Jed Rothwell wrote:

This demonstrates the incredible mechanical advantage that a bicycle offers. This is why millions of people in Japan, China and other countries depend on bicycles for urban transport. A person + bicycle is the most efficient transportation system on earth, far better than any other animal or mechanical system. Birds are the most efficient animals. A soaring bird or a fish carried along in a river current expends no energy, but this is equivalent to a bicycle traveling downhill the whole way.

I have one small nit to pick, which is that a soaring bird is not at all equivalent to a bicycle "traveling downhill the whole way".
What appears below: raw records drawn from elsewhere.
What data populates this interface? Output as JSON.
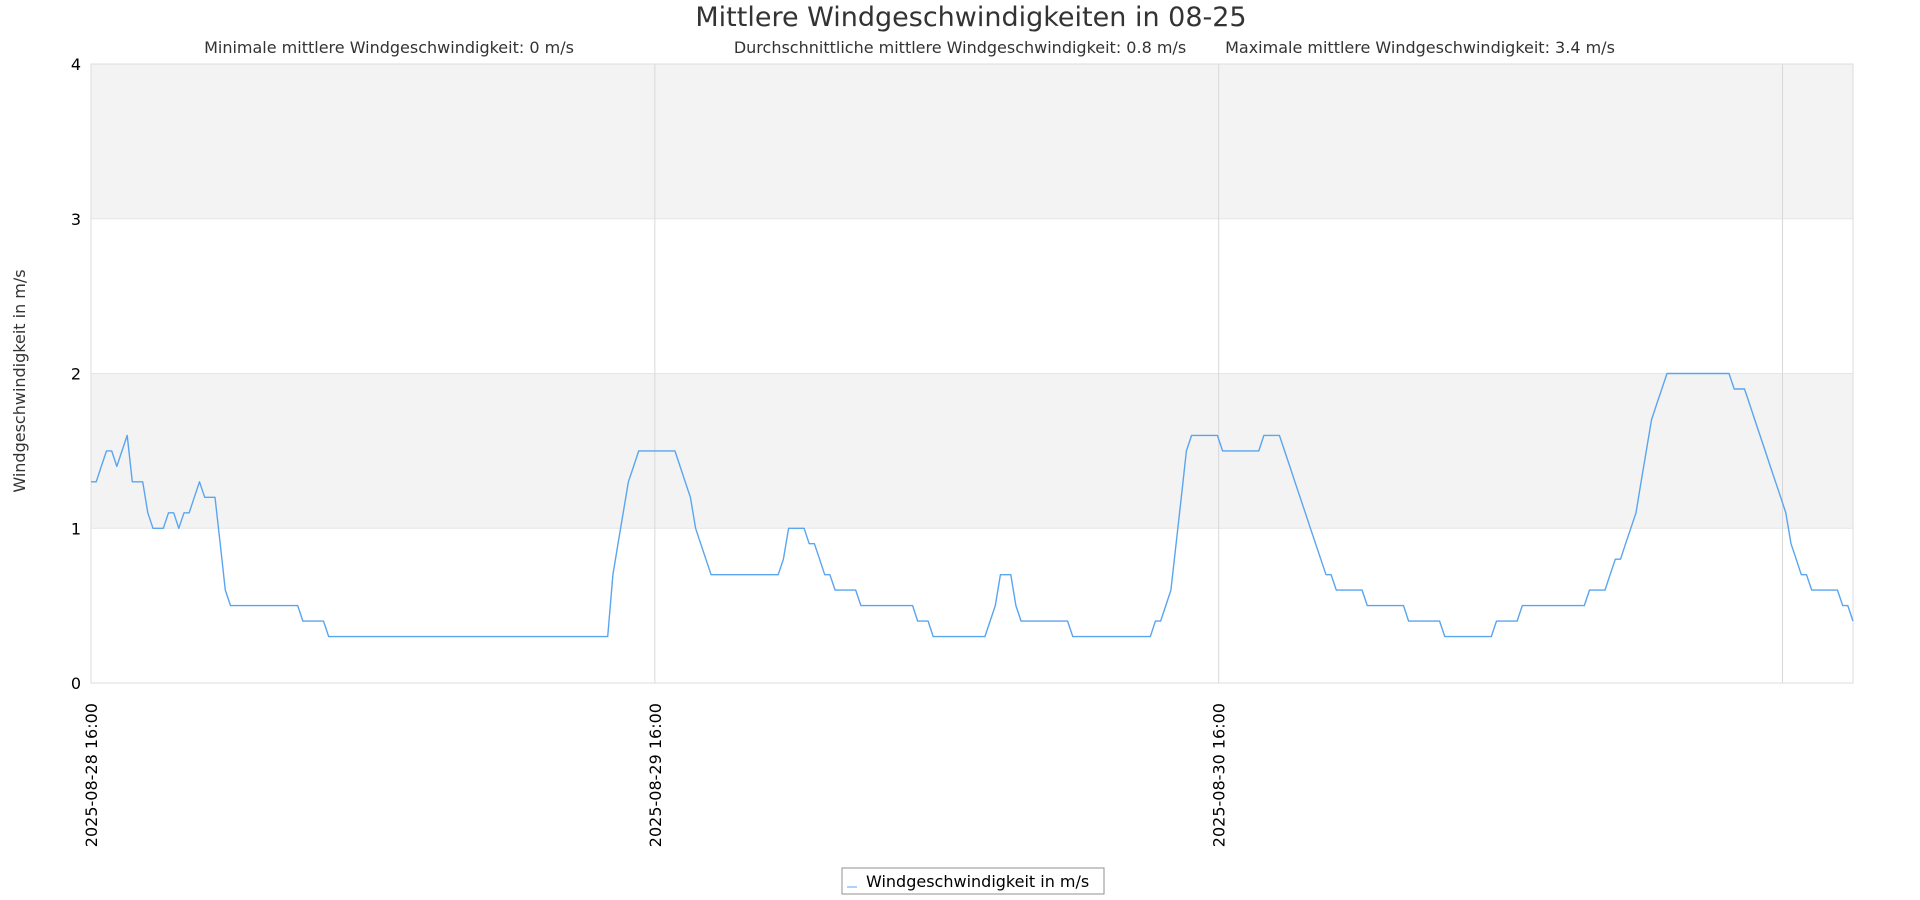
{
  "chart_data": {
    "type": "line",
    "title": "Mittlere Windgeschwindigkeiten in 08-25",
    "subtitle": {
      "min": "Minimale mittlere Windgeschwindigkeit: 0 m/s",
      "avg": "Durchschnittliche mittlere Windgeschwindigkeit: 0.8 m/s",
      "max": "Maximale mittlere Windgeschwindigkeit: 3.4 m/s"
    },
    "xlabel": "",
    "ylabel": "Windgeschwindigkeit in m/s",
    "ylim": [
      0,
      4
    ],
    "yticks": [
      "0",
      "1",
      "2",
      "3",
      "4"
    ],
    "xlim": [
      "2025-08-28 16:00",
      "2025-08-31 19:00"
    ],
    "xticks": [
      "2025-08-28 16:00",
      "2025-08-29 16:00",
      "2025-08-30 16:00"
    ],
    "grid": true,
    "alternate_bands": true,
    "legend_position": "bottom-center",
    "series": [
      {
        "name": "Windgeschwindigkeit in m/s",
        "color": "#5aa5ef",
        "sampling_minutes": 10,
        "values": [
          1.3,
          1.3,
          1.4,
          1.5,
          1.5,
          1.4,
          1.5,
          1.6,
          1.3,
          1.3,
          1.3,
          1.1,
          1.0,
          1.0,
          1.0,
          1.1,
          1.1,
          1.0,
          1.1,
          1.1,
          1.2,
          1.3,
          1.2,
          1.2,
          1.2,
          0.9,
          0.6,
          0.5,
          0.5,
          0.5,
          0.5,
          0.5,
          0.5,
          0.5,
          0.5,
          0.5,
          0.5,
          0.5,
          0.5,
          0.5,
          0.5,
          0.4,
          0.4,
          0.4,
          0.4,
          0.4,
          0.3,
          0.3,
          0.3,
          0.3,
          0.3,
          0.3,
          0.3,
          0.3,
          0.3,
          0.3,
          0.3,
          0.3,
          0.3,
          0.3,
          0.3,
          0.3,
          0.3,
          0.3,
          0.3,
          0.3,
          0.3,
          0.3,
          0.3,
          0.3,
          0.3,
          0.3,
          0.3,
          0.3,
          0.3,
          0.3,
          0.3,
          0.3,
          0.3,
          0.3,
          0.3,
          0.3,
          0.3,
          0.3,
          0.3,
          0.3,
          0.3,
          0.3,
          0.3,
          0.3,
          0.3,
          0.3,
          0.3,
          0.3,
          0.3,
          0.3,
          0.3,
          0.3,
          0.3,
          0.3,
          0.3,
          0.7,
          0.9,
          1.1,
          1.3,
          1.4,
          1.5,
          1.5,
          1.5,
          1.5,
          1.5,
          1.5,
          1.5,
          1.5,
          1.4,
          1.3,
          1.2,
          1.0,
          0.9,
          0.8,
          0.7,
          0.7,
          0.7,
          0.7,
          0.7,
          0.7,
          0.7,
          0.7,
          0.7,
          0.7,
          0.7,
          0.7,
          0.7,
          0.7,
          0.8,
          1.0,
          1.0,
          1.0,
          1.0,
          0.9,
          0.9,
          0.8,
          0.7,
          0.7,
          0.6,
          0.6,
          0.6,
          0.6,
          0.6,
          0.5,
          0.5,
          0.5,
          0.5,
          0.5,
          0.5,
          0.5,
          0.5,
          0.5,
          0.5,
          0.5,
          0.4,
          0.4,
          0.4,
          0.3,
          0.3,
          0.3,
          0.3,
          0.3,
          0.3,
          0.3,
          0.3,
          0.3,
          0.3,
          0.3,
          0.4,
          0.5,
          0.7,
          0.7,
          0.7,
          0.5,
          0.4,
          0.4,
          0.4,
          0.4,
          0.4,
          0.4,
          0.4,
          0.4,
          0.4,
          0.4,
          0.3,
          0.3,
          0.3,
          0.3,
          0.3,
          0.3,
          0.3,
          0.3,
          0.3,
          0.3,
          0.3,
          0.3,
          0.3,
          0.3,
          0.3,
          0.3,
          0.4,
          0.4,
          0.5,
          0.6,
          0.9,
          1.2,
          1.5,
          1.6,
          1.6,
          1.6,
          1.6,
          1.6,
          1.6,
          1.5,
          1.5,
          1.5,
          1.5,
          1.5,
          1.5,
          1.5,
          1.5,
          1.6,
          1.6,
          1.6,
          1.6,
          1.5,
          1.4,
          1.3,
          1.2,
          1.1,
          1.0,
          0.9,
          0.8,
          0.7,
          0.7,
          0.6,
          0.6,
          0.6,
          0.6,
          0.6,
          0.6,
          0.5,
          0.5,
          0.5,
          0.5,
          0.5,
          0.5,
          0.5,
          0.5,
          0.4,
          0.4,
          0.4,
          0.4,
          0.4,
          0.4,
          0.4,
          0.3,
          0.3,
          0.3,
          0.3,
          0.3,
          0.3,
          0.3,
          0.3,
          0.3,
          0.3,
          0.4,
          0.4,
          0.4,
          0.4,
          0.4,
          0.5,
          0.5,
          0.5,
          0.5,
          0.5,
          0.5,
          0.5,
          0.5,
          0.5,
          0.5,
          0.5,
          0.5,
          0.5,
          0.6,
          0.6,
          0.6,
          0.6,
          0.7,
          0.8,
          0.8,
          0.9,
          1.0,
          1.1,
          1.3,
          1.5,
          1.7,
          1.8,
          1.9,
          2.0,
          2.0,
          2.0,
          2.0,
          2.0,
          2.0,
          2.0,
          2.0,
          2.0,
          2.0,
          2.0,
          2.0,
          2.0,
          1.9,
          1.9,
          1.9,
          1.8,
          1.7,
          1.6,
          1.5,
          1.4,
          1.3,
          1.2,
          1.1,
          0.9,
          0.8,
          0.7,
          0.7,
          0.6,
          0.6,
          0.6,
          0.6,
          0.6,
          0.6,
          0.5,
          0.5,
          0.4
        ]
      }
    ]
  }
}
A soaring bird is taking advantage of wind shear to obtain ("free") energy from the atmosphere, which can be used to travel in pretty much whatever direction the bird wants. By soaring, birds (and sail planes, and, in similar fashion, sailboats) can travel long distances in arbitrary directions, including circular paths, with little energy investment. In contrast, a bicyclist coasting downhill or a fish coasting downstream can only go in _one_ direction, and can only travel as far as the bottom of the hill before they have to start putting energy back in. You cannot coast uphill. An albatross, on the other hand, can soar upwind (if the breeze isn't too strong, and if there's horizontal windshear to be had, which there almost always is over the ocean).

Coasting downhill is not a "source" of energy, any more than a relaxing spring is a "source" of energy. Soaring while in flight, however, is actually a source of energy for the bird.

A soaring bird is like a solar-powered bicycle. As long as the sun holds up, all is well and no pedaling is needed. In contrast, your coasting bicycle is just using energy the rider herself pumped into it, back on the uphill stretch.